There was a significant association between the FKBP5 rs1360780 TT genotype and suicidal events (7/15 compared with 4/64 and 7/71, respectively, for the CT and CC genotypes; Fisher's exact test, p=0.001; TT versus CC/CT, Fisher's exact test, p<0.001), with similar findings for the FKBP5 rs3800373 GG genotype (7/14 compared with 4/61 and 7/78, respectively, for the GT and TT genotypes; Fisher's exact test, p<0.001; GG versus TT/GT, Fisher's exact test, p<0.001).These associations did not differ across treatment groups and were statistically significant even when restricted to participants who did not respond to treatment. The FKBP5 rs1360780 and rs3800373 genotypes showed similar relationships with suicidal events when these were assessed using spontaneous or systematic reporting. Genotype was unrelated to a previous history of attempts, nonsuicidal self-injury, and baseline suicidal ideation. With respect to the occurrence of suicidal events, there was an additive effect for both the FKBP5 rs1360780 (odds ratio=59.3, p=0.0007, corrected p=0.025, 95% confidence interval [CI]=4.7–743.6) and FKBP5 rs3800373 alleles (odds ratio=36.8, p=0.0007, corrected p=0.025, 95% CI=3.6–371.5), even after controlling for the effects of medication, CBT, CBT-by-medication interaction, use of trazodone, family conflict, and family conflict-by-genotype interaction (Table 3). Follow-up analyses of the FKBP5 markers were consistent with a recessive effect for both the FKBP5 rs1360780TT (odds ratio=131.9, p=0.002, corrected p=0.004, 95% CI=6.4–2736) and for the FKBP5 rs3800373GG (odds ratio=79.1, p=0.003, corrected p=0.006, 95% CI=4.5–1389) genotypes. The addition of history of nonsuicidal self-injury as a covariate did not change these results. These two SNPs were in strong linkage disequilibrium (r=0.91).

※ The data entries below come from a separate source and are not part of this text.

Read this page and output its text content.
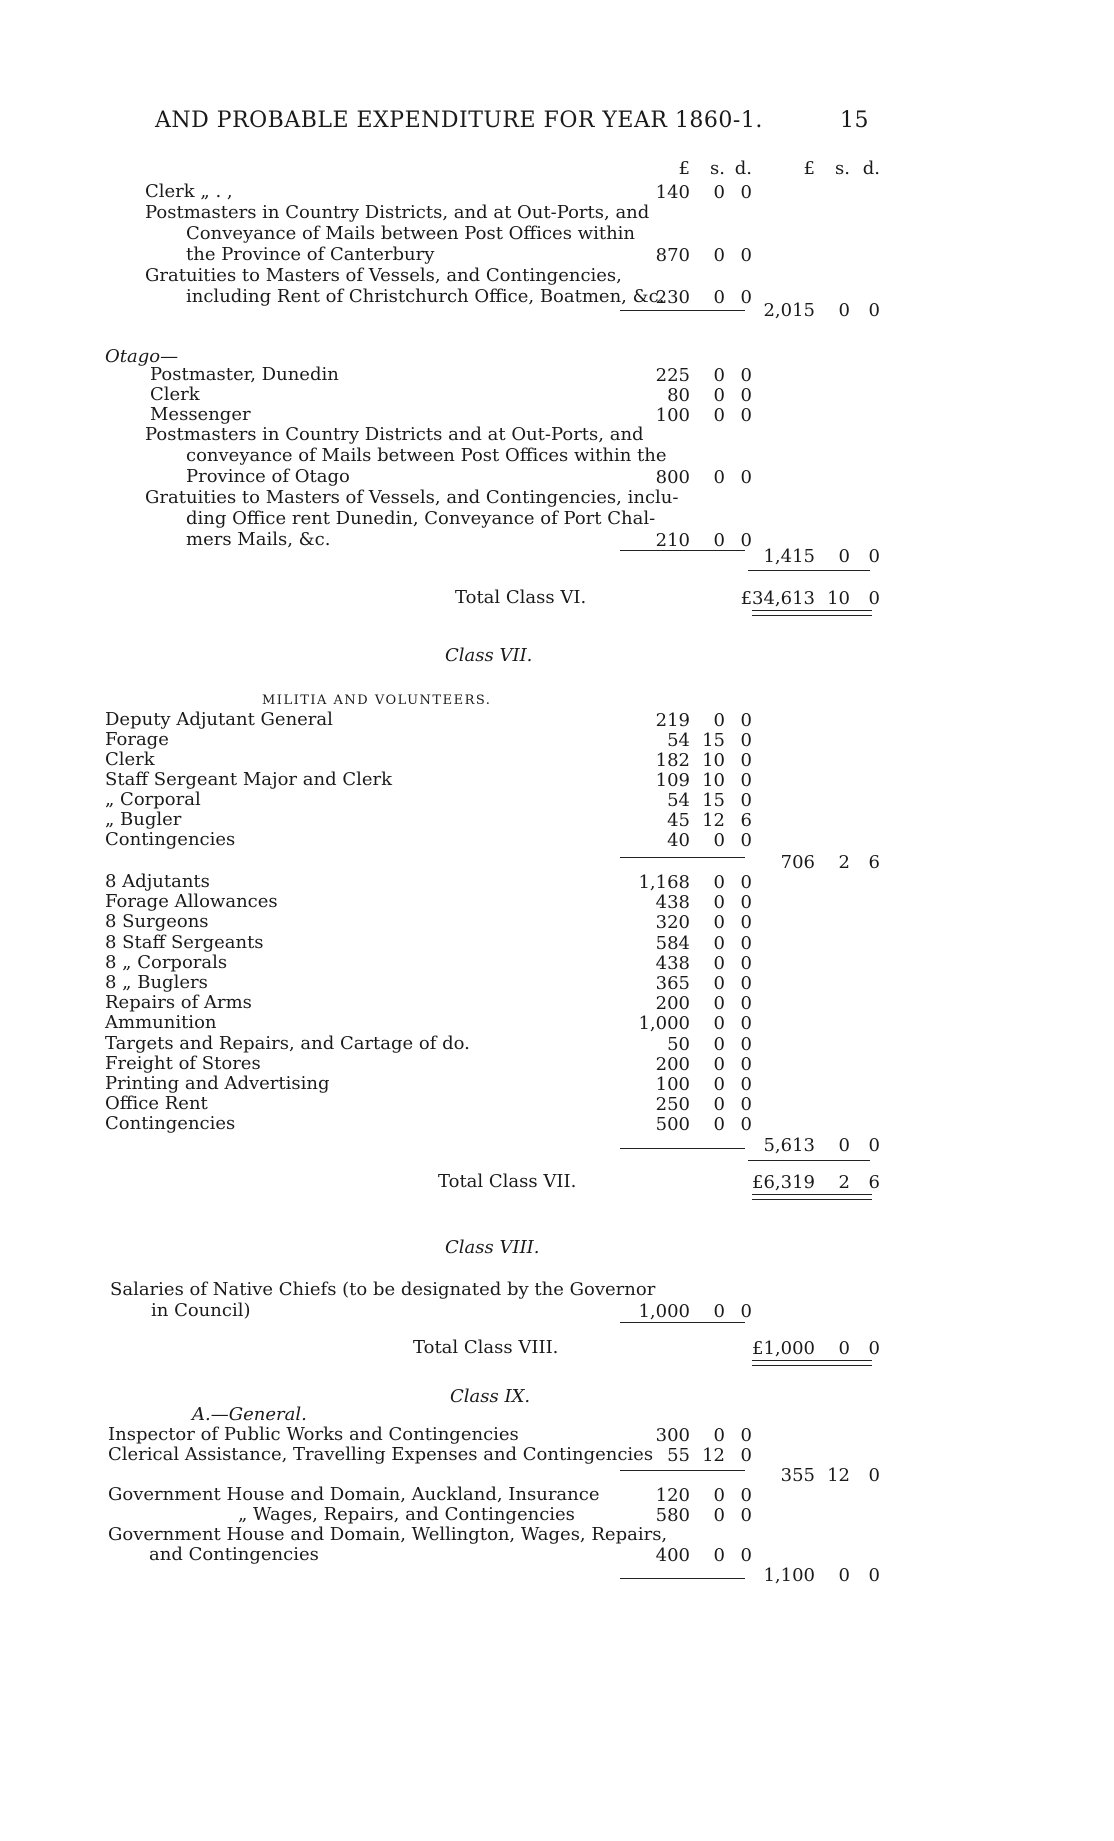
AND PROBABLE EXPENDITURE FOR YEAR 1860-1.	15
£	s. d.	£	s. d.
Clerk „ . ,	140	0 0
Postmasters in Country Districts, and at Out-Ports, and
Conveyance of Mails between Post Offices within
the Province of Canterbury	870	0 0
Gratuities to Masters of Vessels, and Contingencies,
including Rent of Christchurch Office, Boatmen, &c.
230	0 0
2,015	0	0
Otago—
Postmaster, Dunedin	225	0 0
Clerk	80	0 0
Messenger	100	0 0
Postmasters in Country Districts and at Out-Ports, and
conveyance of Mails between Post Offices within the
Province of Otago	800	0 0
Gratuities to Masters of Vessels, and Contingencies, inclu-
ding Office rent Dunedin, Conveyance of Port Chal-
mers Mails, &c.	210	0 0
1,415	0	0
Total Class VI.	£34,613 10	0
Class VII.
MILITIA AND VOLUNTEERS.
Deputy Adjutant General	219	0 0
Forage	54 15 0
Clerk	182 10 0
Staff Sergeant Major and Clerk	109 10 0
„ Corporal	54 15 0
„ Bugler	45 12 6
Contingencies	40	0 0
706	2	6
8 Adjutants	1,168	0 0
Forage Allowances	438	0 0
8 Surgeons	320	0 0
8 Staff Sergeants	584	0 0
8 „ Corporals	438	0 0
8 „ Buglers	365	0 0
Repairs of Arms	200	0 0
Ammunition	1,000	0 0
Targets and Repairs, and Cartage of do.	50	0 0
Freight of Stores	200	0 0
Printing and Advertising	100	0 0
Office Rent	250	0 0
Contingencies	500	0 0
5,613	0	0
Total Class VII.	£6,319	2	6
Class VIII.
Salaries of Native Chiefs (to be designated by the Governor
in Council)	1,000	0 0
Total Class VIII.	£1,000	0	0
Class IX.
A.—General.
Inspector of Public Works and Contingencies	300	0 0
Clerical Assistance, Travelling Expenses and Contingencies 55 12 0
355 12	0
Government House and Domain, Auckland, Insurance	120	0 0
„ Wages, Repairs, and Contingencies	580	0 0
Government House and Domain, Wellington, Wages, Repairs,
and Contingencies	400	0 0
1,100	0	0
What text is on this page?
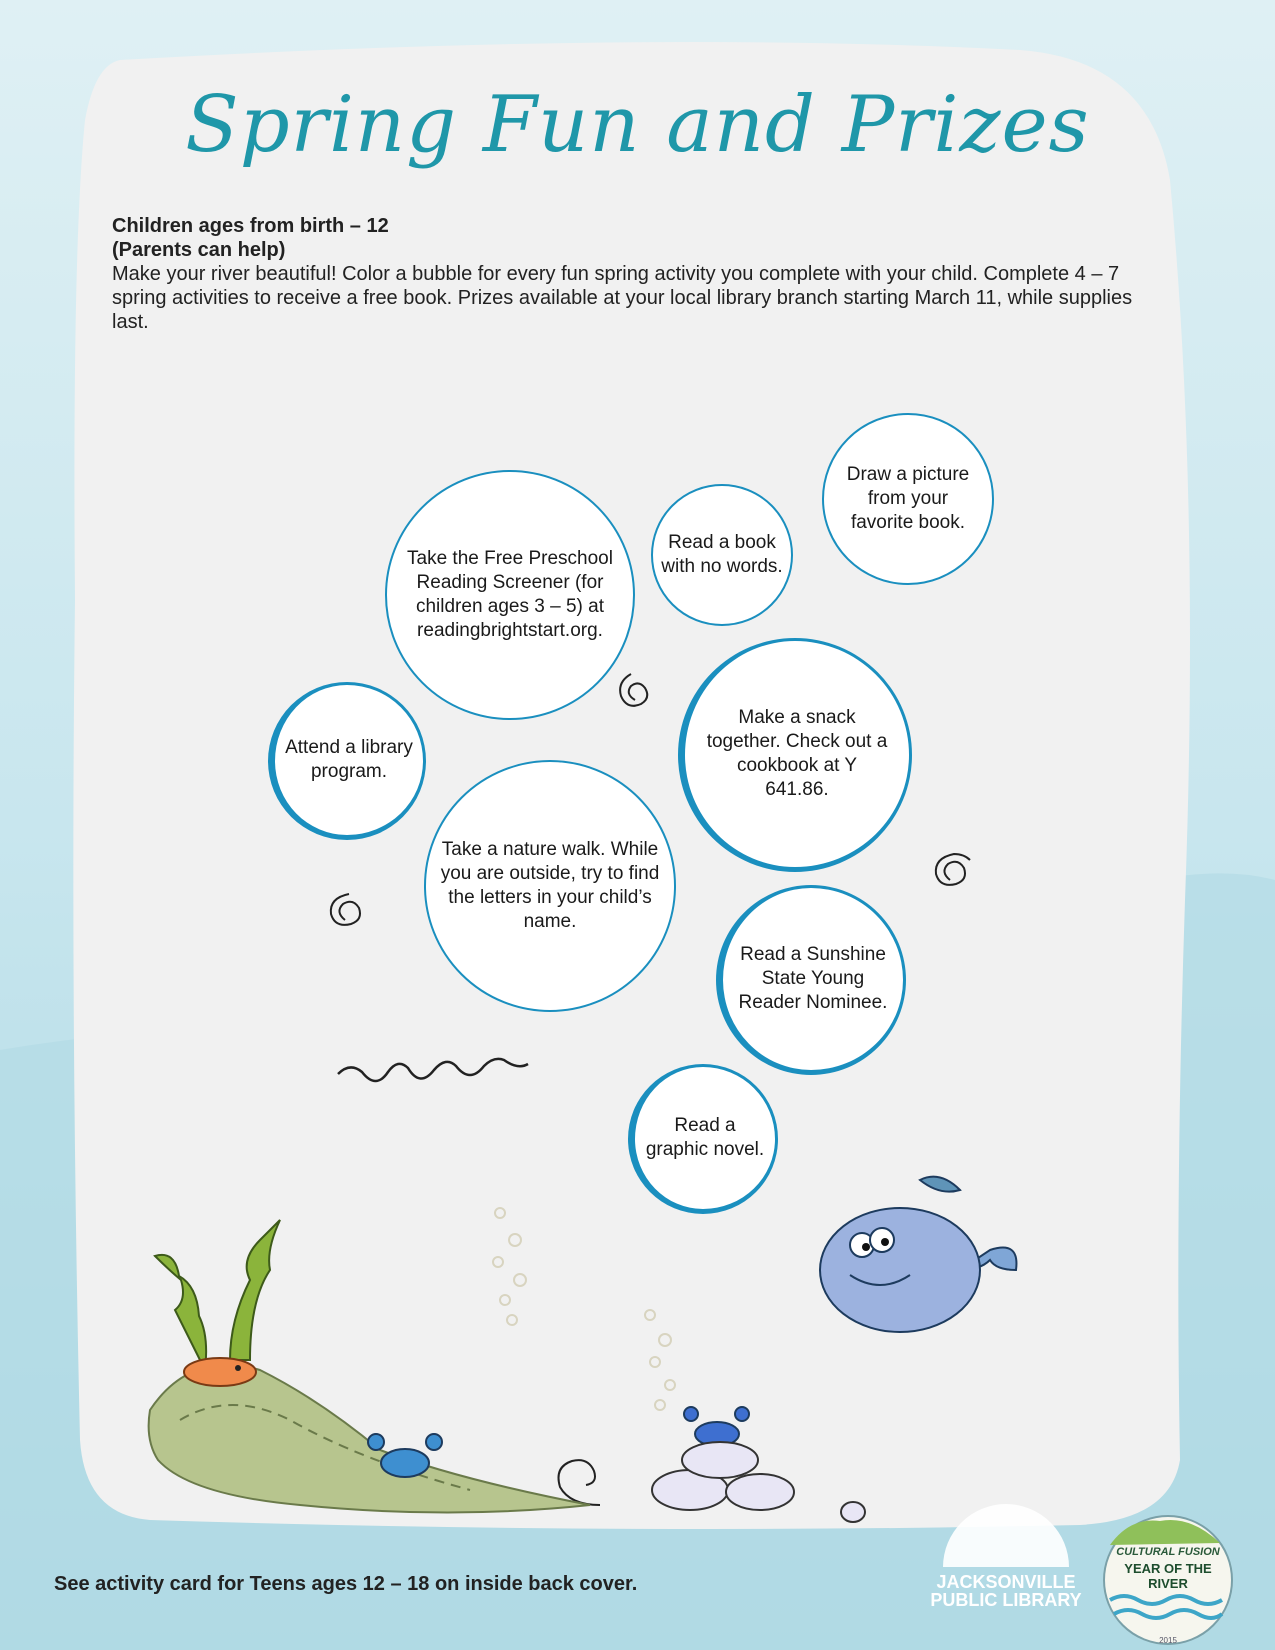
Spring Fun and Prizes
Children ages from birth – 12
(Parents can help)
Make your river beautiful! Color a bubble for every fun spring activity you complete with your child. Complete 4 – 7 spring activities to receive a free book. Prizes available at your local library branch starting March 11, while supplies last.
Take the Free Preschool Reading Screener (for children ages 3 – 5) at readingbrightstart.org.
Read a book with no words.
Draw a picture from your favorite book.
Attend a library program.
Make a snack together. Check out a cookbook at Y 641.86.
Take a nature walk. While you are outside, try to find the letters in your child’s name.
Read a Sunshine State Young Reader Nominee.
Read a graphic novel.
See activity card for Teens ages 12 – 18 on inside back cover.	JACKSONVILLE
PUBLIC LIBRARY
CULTURAL FUSION
YEAR OF THE RIVER
2015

A higher hazard ratio and an earlier onset of a suicidal event was associated with the FKBP5 rs1360780TT and rs3800373GG genotypes (hazard ratio=9.30, 95% CI=2.7–31.8, and hazard ratio=9.70, 95% CI=2.8–33.24, respectively, p values <0.0001 [see Figure 1]), and this effect persisted even after controlling for the effects of CBT, medication, medication-by-CBT interaction, trazodone use, Conflict Behavior Questionnaire–Adolescent Report score, and a Conflict Behavior Questionnaire–Adolescent Report score-by-genotype interaction (p values, 0.006 and 0.016, respectively).